🤖 AI Summary
This work addresses the challenge of off-policy evaluation under right-censored survival outcomes, where existing methods are prone to systematic bias and yield inaccurate policy value estimates. To mitigate this issue, the study introduces inverse probability of censoring weighting (IPCW) into off-policy evaluation for the first time, proposing two novel estimators—IPCW-IPS and IPCW-DR—that are both unbiased and doubly robust, effectively correcting for censoring-induced bias. Furthermore, the proposed framework naturally extends to policy optimization under budget constraints. Experimental results on both synthetic and real-world datasets demonstrate that the method substantially improves the accuracy of policy evaluation and enhances learning performance in censored environments.
📝 Abstract
Optimizing survival outcomes, such as patient survival or customer retention, is a critical objective in data-driven decision-making. Off-Policy Evaluation~(OPE) provides a powerful framework for assessing such decision-making policies using logged data alone, without the need for costly or risky online experiments in high-stakes applications. However, typical estimators are not designed to handle right-censored survival outcomes, as they ignore unobserved survival times beyond the censoring time, leading to systematic underestimation of the true policy performance. To address this issue, we propose a novel framework for OPE and Off-Policy Learning~(OPL) tailored for survival outcomes under censoring.

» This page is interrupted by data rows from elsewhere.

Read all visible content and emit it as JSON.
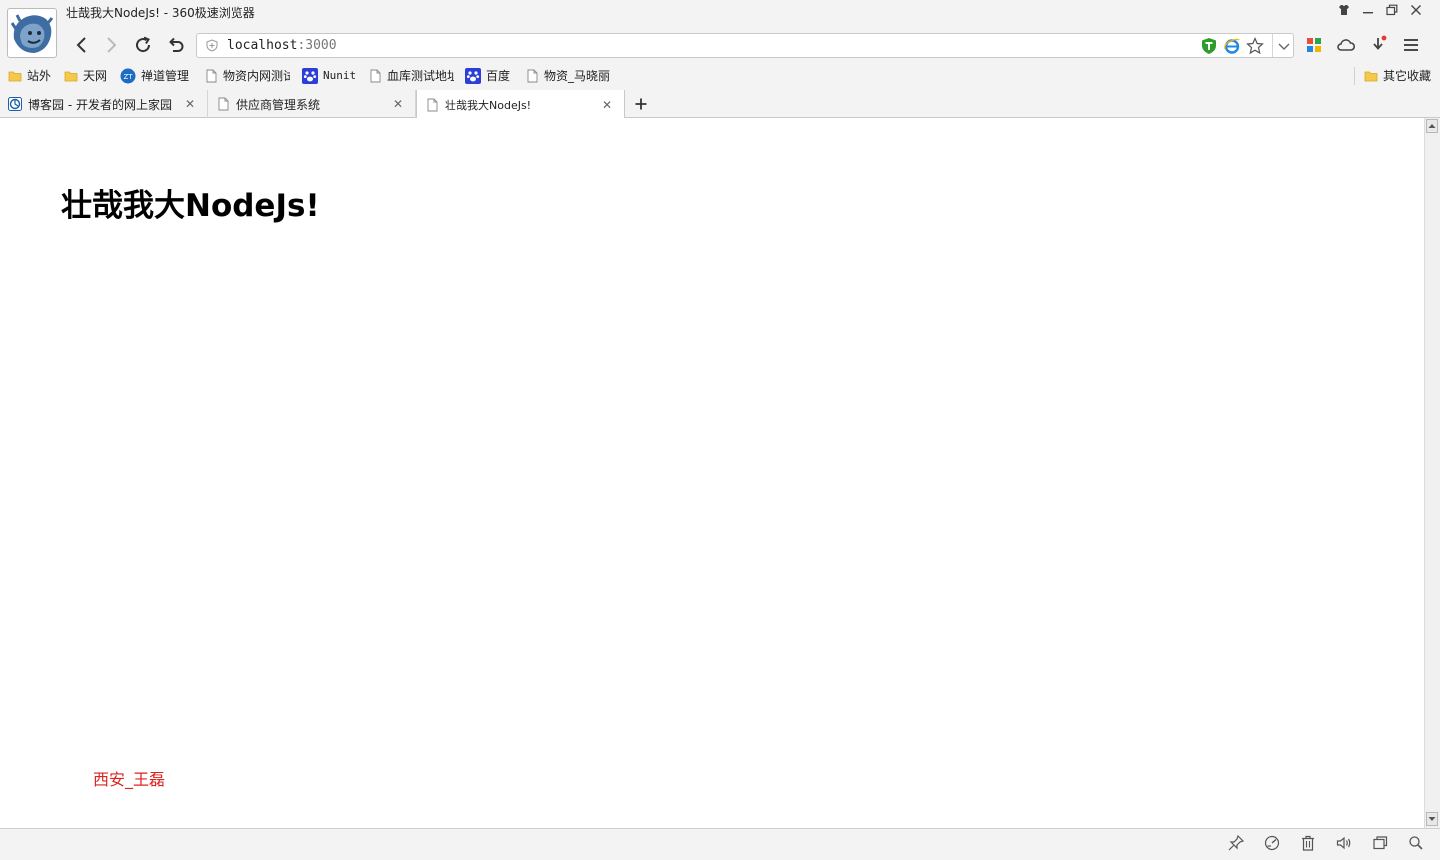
{
  "window": {
    "title": "壮哉我大NodeJs! - 360极速浏览器",
    "controls": {
      "skin": "skin-icon",
      "minimize": "minimize-icon",
      "restore": "restore-icon",
      "close": "close-icon"
    }
  },
  "address_bar": {
    "host": "localhost",
    "port": ":3000"
  },
  "bookmarks": [
    {
      "label": "站外",
      "icon": "folder-icon"
    },
    {
      "label": "天网",
      "icon": "folder-icon"
    },
    {
      "label": "禅道管理",
      "icon": "zentao-icon"
    },
    {
      "label": "物资内网测试",
      "icon": "page-icon"
    },
    {
      "label": "Nunit",
      "icon": "paw-icon"
    },
    {
      "label": "血库测试地址",
      "icon": "page-icon"
    },
    {
      "label": "百度",
      "icon": "paw-icon"
    },
    {
      "label": "物资_马晓丽",
      "icon": "page-icon"
    }
  ],
  "other_bookmarks": {
    "label": "其它收藏"
  },
  "tabs": [
    {
      "label": "博客园 - 开发者的网上家园",
      "active": false
    },
    {
      "label": "供应商管理系统",
      "active": false
    },
    {
      "label": "壮哉我大NodeJs!",
      "active": true
    }
  ],
  "page": {
    "heading": "壮哉我大NodeJs!",
    "footer": "西安_王磊"
  },
  "colors": {
    "chrome": "#f3f3f3",
    "footer_text": "#dd2222",
    "shield_green": "#2a9d2a",
    "ie_blue": "#1e88e5"
  }
}
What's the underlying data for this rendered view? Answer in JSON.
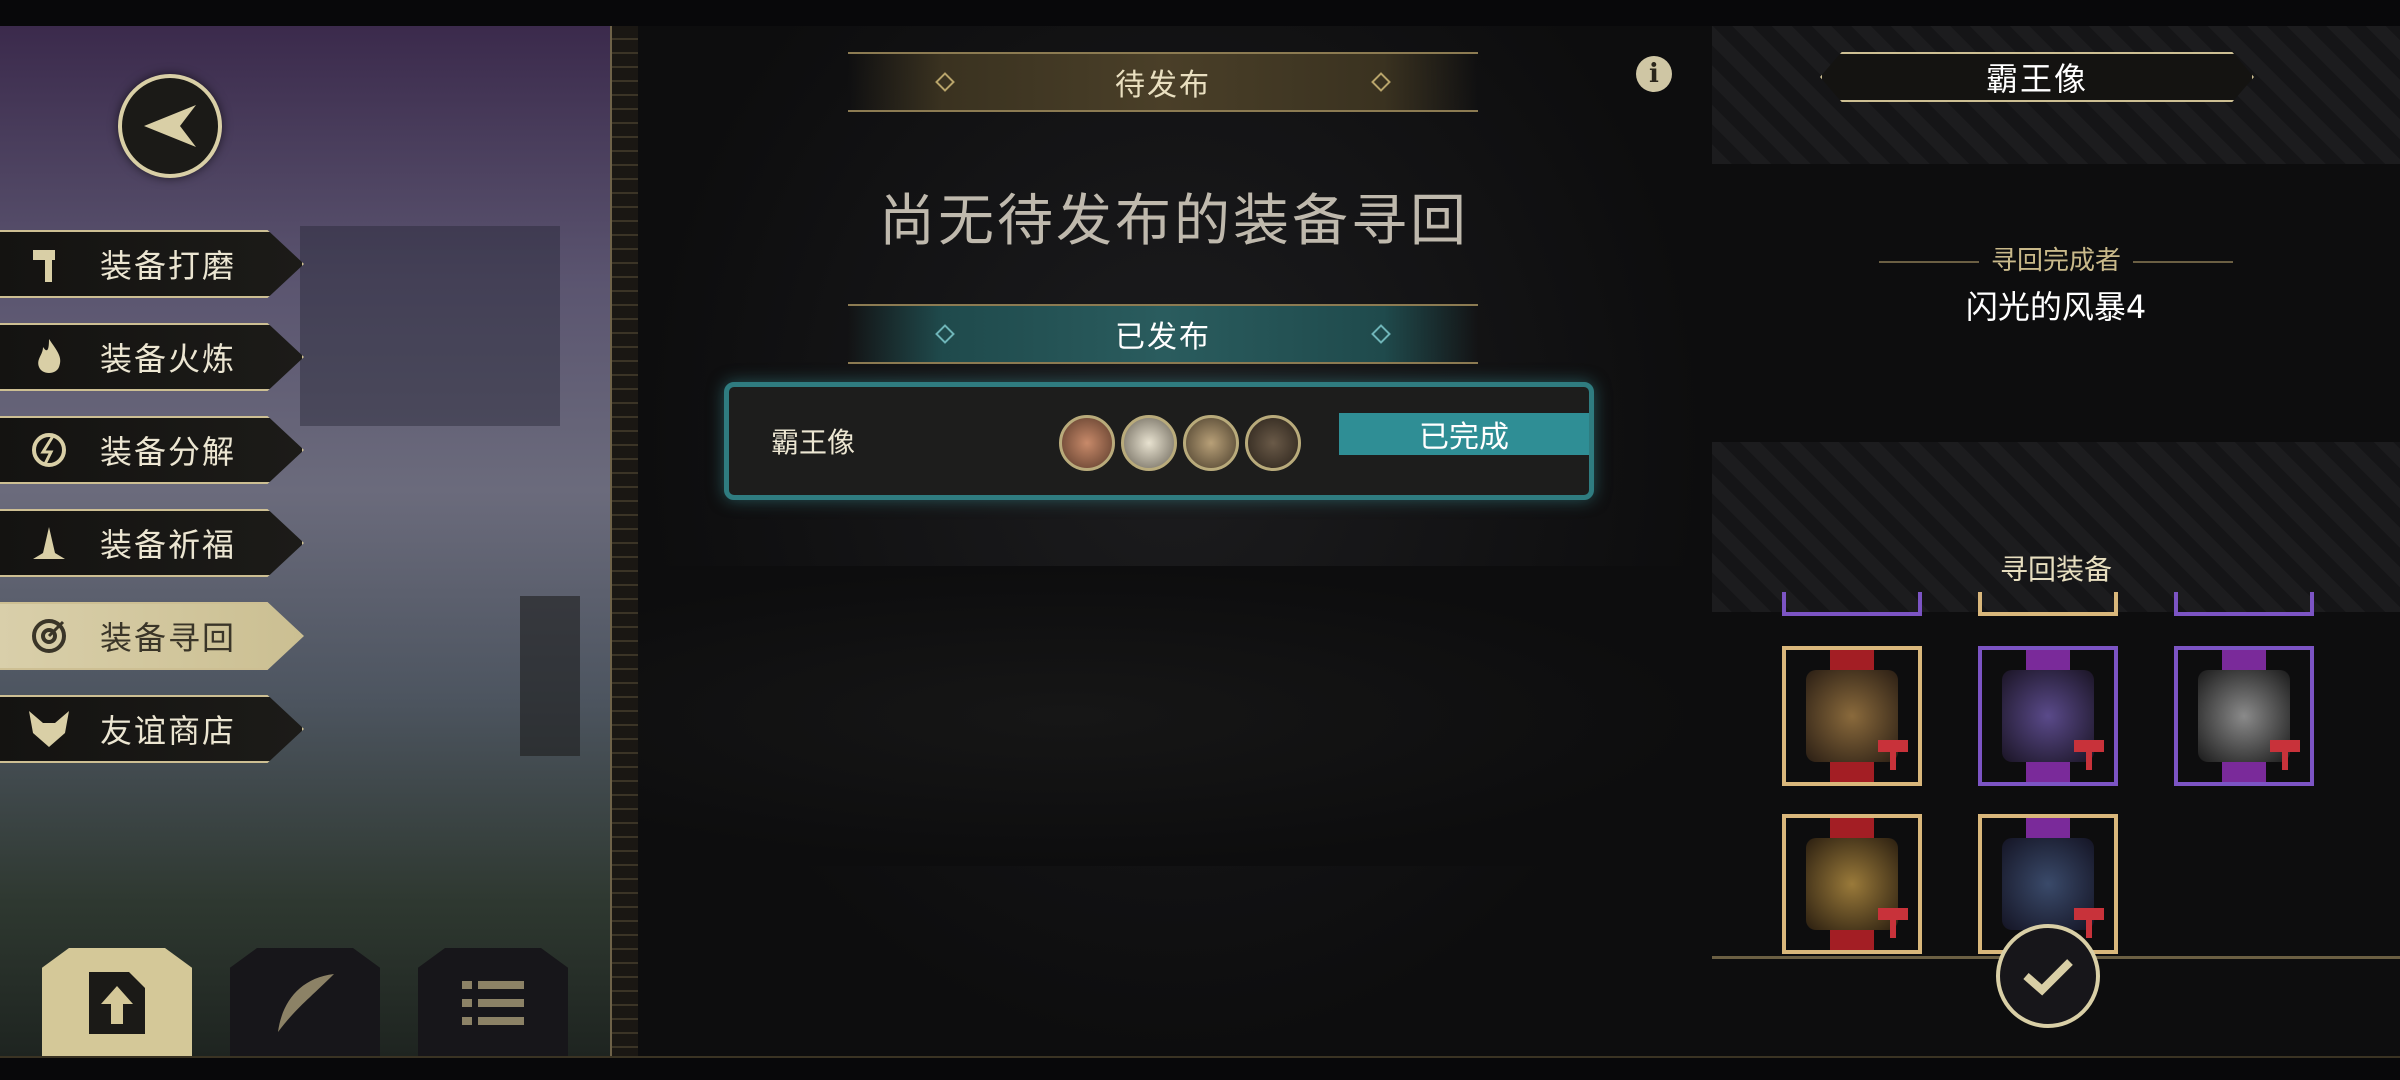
{
  "left_menu": {
    "items": [
      {
        "label": "装备打磨",
        "icon": "hammer-icon"
      },
      {
        "label": "装备火炼",
        "icon": "flame-icon"
      },
      {
        "label": "装备分解",
        "icon": "decompose-icon"
      },
      {
        "label": "装备祈福",
        "icon": "pray-hands-icon"
      },
      {
        "label": "装备寻回",
        "icon": "target-icon",
        "active": true
      },
      {
        "label": "友谊商店",
        "icon": "fox-icon"
      }
    ],
    "bottom_tabs": [
      "upload-icon",
      "feather-icon",
      "list-icon"
    ]
  },
  "center": {
    "pending_header": "待发布",
    "empty_message": "尚无待发布的装备寻回",
    "published_header": "已发布",
    "quests": [
      {
        "name": "霸王像",
        "status": "已完成"
      }
    ]
  },
  "right": {
    "title": "霸王像",
    "completer_label": "寻回完成者",
    "completer_name": "闪光的风暴4",
    "equipment_label": "寻回装备"
  },
  "colors": {
    "gold": "#cdbf93",
    "teal": "#2f8e95",
    "purple": "#7c54c4",
    "red": "#c8323a"
  }
}
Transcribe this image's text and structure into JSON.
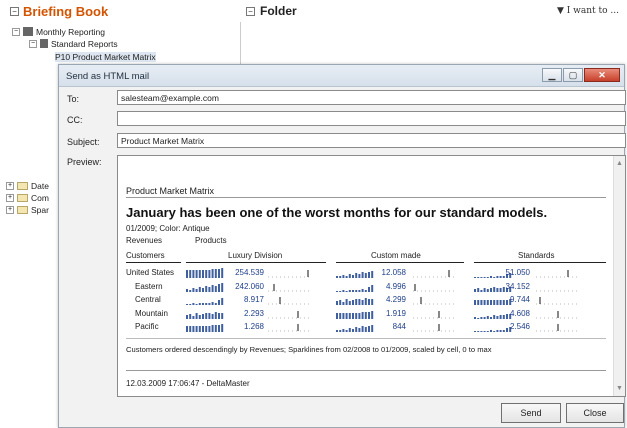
{
  "briefing_book": {
    "title": "Briefing Book",
    "i_want_to": "▼ I want to ...",
    "folder_title": "Folder",
    "tree": [
      {
        "label": "Monthly Reporting",
        "indent": 0
      },
      {
        "label": "Standard Reports",
        "indent": 1
      },
      {
        "label": "P10 Product Market Matrix",
        "indent": 2
      }
    ],
    "tree_partial": [
      "Date",
      "Com",
      "Spar"
    ]
  },
  "dialog": {
    "title": "Send as HTML mail",
    "to_label": "To:",
    "to_value": "salesteam@example.com",
    "cc_label": "CC:",
    "cc_value": "",
    "subject_label": "Subject:",
    "subject_value": "Product Market Matrix",
    "preview_label": "Preview:",
    "send_label": "Send",
    "close_label": "Close"
  },
  "report": {
    "title": "Product Market Matrix",
    "headline": "January has been one of the worst months for our standard models.",
    "meta": "01/2009; Color: Antique",
    "revenues": "Revenues",
    "products": "Products",
    "customers": "Customers",
    "columns": [
      "Luxury Division",
      "Custom made",
      "Standards"
    ],
    "rows": [
      {
        "name": "United States",
        "values": [
          "254.539",
          "12.058",
          "51.050"
        ]
      },
      {
        "name": "Eastern",
        "values": [
          "242.060",
          "4.996",
          "34.152"
        ]
      },
      {
        "name": "Central",
        "values": [
          "8.917",
          "4.299",
          "9.744"
        ]
      },
      {
        "name": "Mountain",
        "values": [
          "2.293",
          "1.919",
          "4.608"
        ]
      },
      {
        "name": "Pacific",
        "values": [
          "1.268",
          "844",
          "2.546"
        ]
      }
    ],
    "footnote": "Customers ordered descendingly by Revenues; Sparklines from 02/2008 to 01/2009, scaled by cell, 0 to max",
    "timestamp": "12.03.2009 17:06:47 - DeltaMaster"
  }
}
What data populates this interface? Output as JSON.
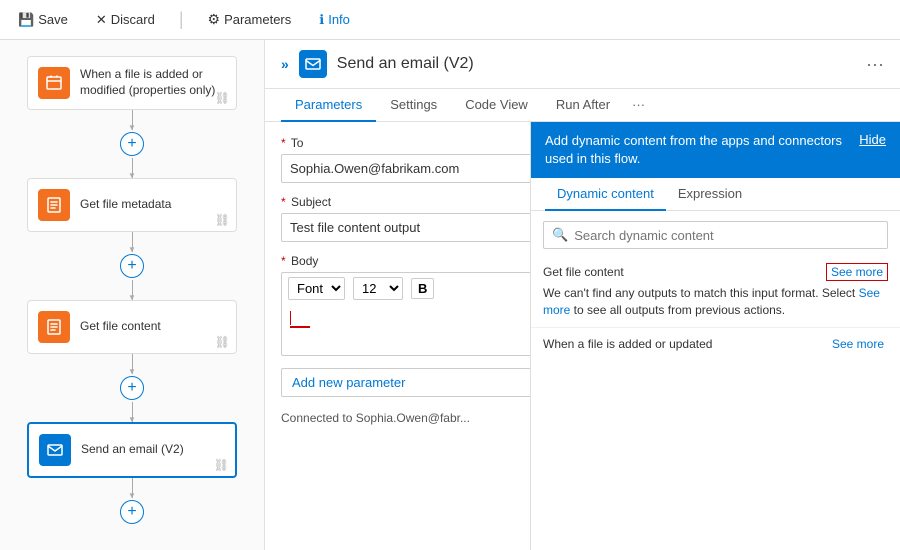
{
  "toolbar": {
    "save_label": "Save",
    "discard_label": "Discard",
    "parameters_label": "Parameters",
    "info_label": "Info"
  },
  "sidebar": {
    "nodes": [
      {
        "id": "trigger",
        "label": "When a file is added or modified (properties only)",
        "icon": "📁",
        "active": false
      },
      {
        "id": "get-metadata",
        "label": "Get file metadata",
        "icon": "📋",
        "active": false
      },
      {
        "id": "get-content",
        "label": "Get file content",
        "icon": "📄",
        "active": false
      },
      {
        "id": "send-email",
        "label": "Send an email (V2)",
        "icon": "✉",
        "active": true
      }
    ]
  },
  "action": {
    "title": "Send an email (V2)",
    "icon": "✉"
  },
  "tabs": {
    "items": [
      "Parameters",
      "Settings",
      "Code View",
      "Run After"
    ],
    "active": "Parameters"
  },
  "form": {
    "to_label": "To",
    "to_value": "Sophia.Owen@fabrikam.com",
    "subject_label": "Subject",
    "subject_value": "Test file content output",
    "body_label": "Body",
    "body_font": "Font",
    "body_size": "12",
    "add_param_label": "Add new parameter",
    "connected_text": "Connected to  Sophia.Owen@fabr..."
  },
  "dynamic_panel": {
    "header_text": "Add dynamic content from the apps and connectors used in this flow.",
    "hide_label": "Hide",
    "tabs": [
      "Dynamic content",
      "Expression"
    ],
    "active_tab": "Dynamic content",
    "search_placeholder": "Search dynamic content",
    "sections": [
      {
        "title": "Get file content",
        "see_more_label": "See more",
        "has_border": true,
        "desc": "We can't find any outputs to match this input format. Select See more to see all outputs from previous actions.",
        "see_more_inline": "See more"
      }
    ],
    "when_file_section": {
      "title": "When a file is added or updated",
      "see_more_label": "See more"
    }
  }
}
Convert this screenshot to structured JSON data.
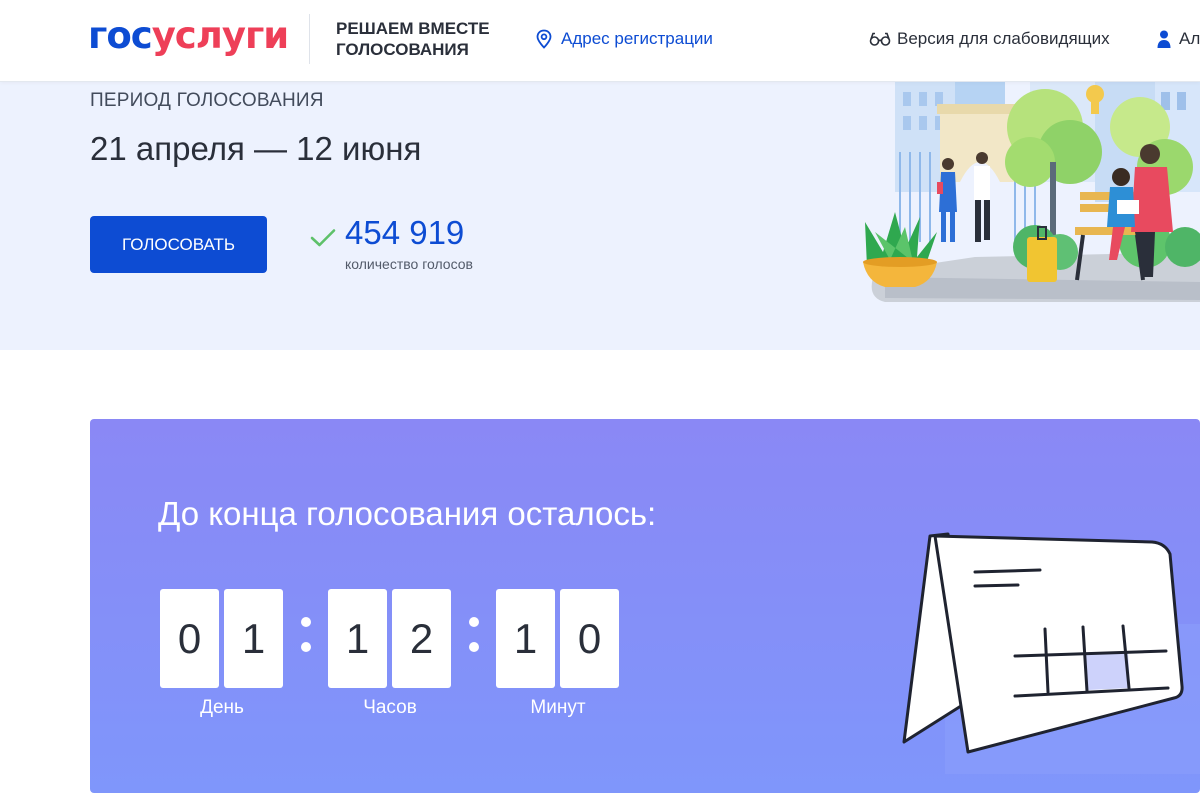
{
  "header": {
    "logo_part1": "гос",
    "logo_part2": "услуги",
    "project_title": "Решаем вместе голосования",
    "address_link": "Адрес регистрации",
    "accessibility_link": "Версия для слабовидящих",
    "user_link": "Ал",
    "brand_blue": "#0d4cd3",
    "brand_red": "#ee3f58"
  },
  "hero": {
    "period_label": "Период голосования",
    "period_dates": "21 апреля — 12 июня",
    "vote_button": "Голосовать",
    "votes_count": "454 919",
    "votes_label": "количество голосов",
    "background": "#edf2fe"
  },
  "countdown": {
    "title": "До конца голосования осталось:",
    "days": [
      "0",
      "1"
    ],
    "days_label": "День",
    "hours": [
      "1",
      "2"
    ],
    "hours_label": "Часов",
    "minutes": [
      "1",
      "0"
    ],
    "minutes_label": "Минут",
    "gradient_top": "#8a88f5",
    "gradient_bottom": "#7f96fb"
  },
  "icons": {
    "address": "location-pin-icon",
    "accessibility": "glasses-icon",
    "user": "user-icon",
    "votes": "check-icon"
  }
}
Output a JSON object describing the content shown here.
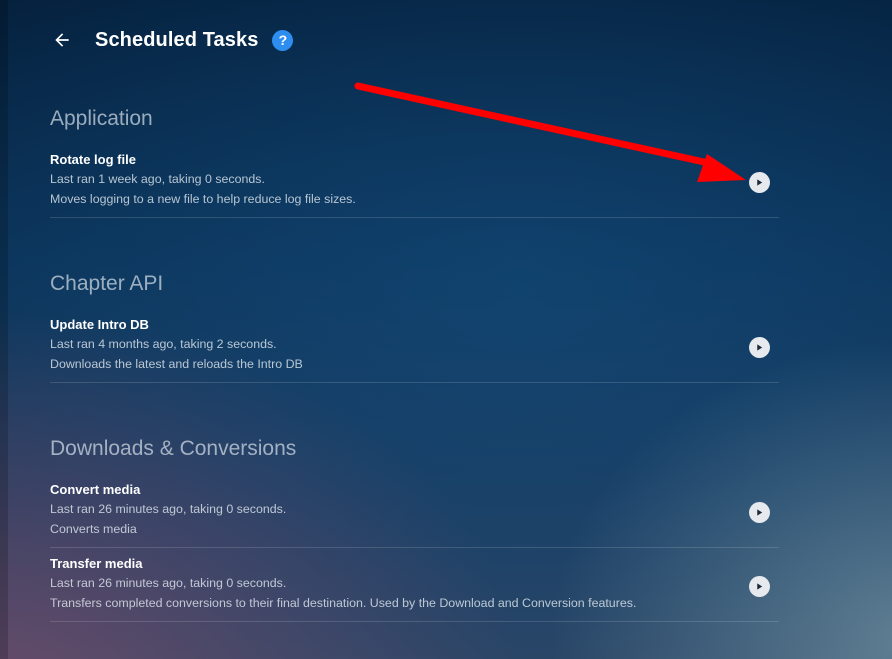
{
  "header": {
    "title": "Scheduled Tasks",
    "help_label": "?"
  },
  "sections": [
    {
      "title": "Application",
      "tasks": [
        {
          "name": "Rotate log file",
          "last_run": "Last ran 1 week ago, taking 0 seconds.",
          "description": "Moves logging to a new file to help reduce log file sizes."
        }
      ]
    },
    {
      "title": "Chapter API",
      "tasks": [
        {
          "name": "Update Intro DB",
          "last_run": "Last ran 4 months ago, taking 2 seconds.",
          "description": "Downloads the latest and reloads the Intro DB"
        }
      ]
    },
    {
      "title": "Downloads & Conversions",
      "tasks": [
        {
          "name": "Convert media",
          "last_run": "Last ran 26 minutes ago, taking 0 seconds.",
          "description": "Converts media"
        },
        {
          "name": "Transfer media",
          "last_run": "Last ran 26 minutes ago, taking 0 seconds.",
          "description": "Transfers completed conversions to their final destination. Used by the Download and Conversion features."
        }
      ]
    }
  ],
  "icons": {
    "back": "arrow-left-icon",
    "help": "question-circle-icon",
    "run": "play-icon",
    "annotation": "red-arrow-annotation"
  },
  "colors": {
    "accent": "#2e8ef0",
    "annotation": "#ff0000",
    "run_button": "#e6e9ee"
  }
}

Specifically, we introduce IPCW-IPS and IPCW-DR, which employ the Inverse Probability of Censoring Weighting technique to explicitly deal with censoring bias. We theoretically establish that our estimators are unbiased and that IPCW-DR achieves double robustness, ensuring consistency if either the propensity score or the outcome model is correct. Furthermore, we extend this framework to constrained OPL to optimize policy value under budget constraints. We demonstrate the effectiveness of our proposed methods through simulation studies and illustrate their practical impacts using public real-world data for both evaluation and learning tasks.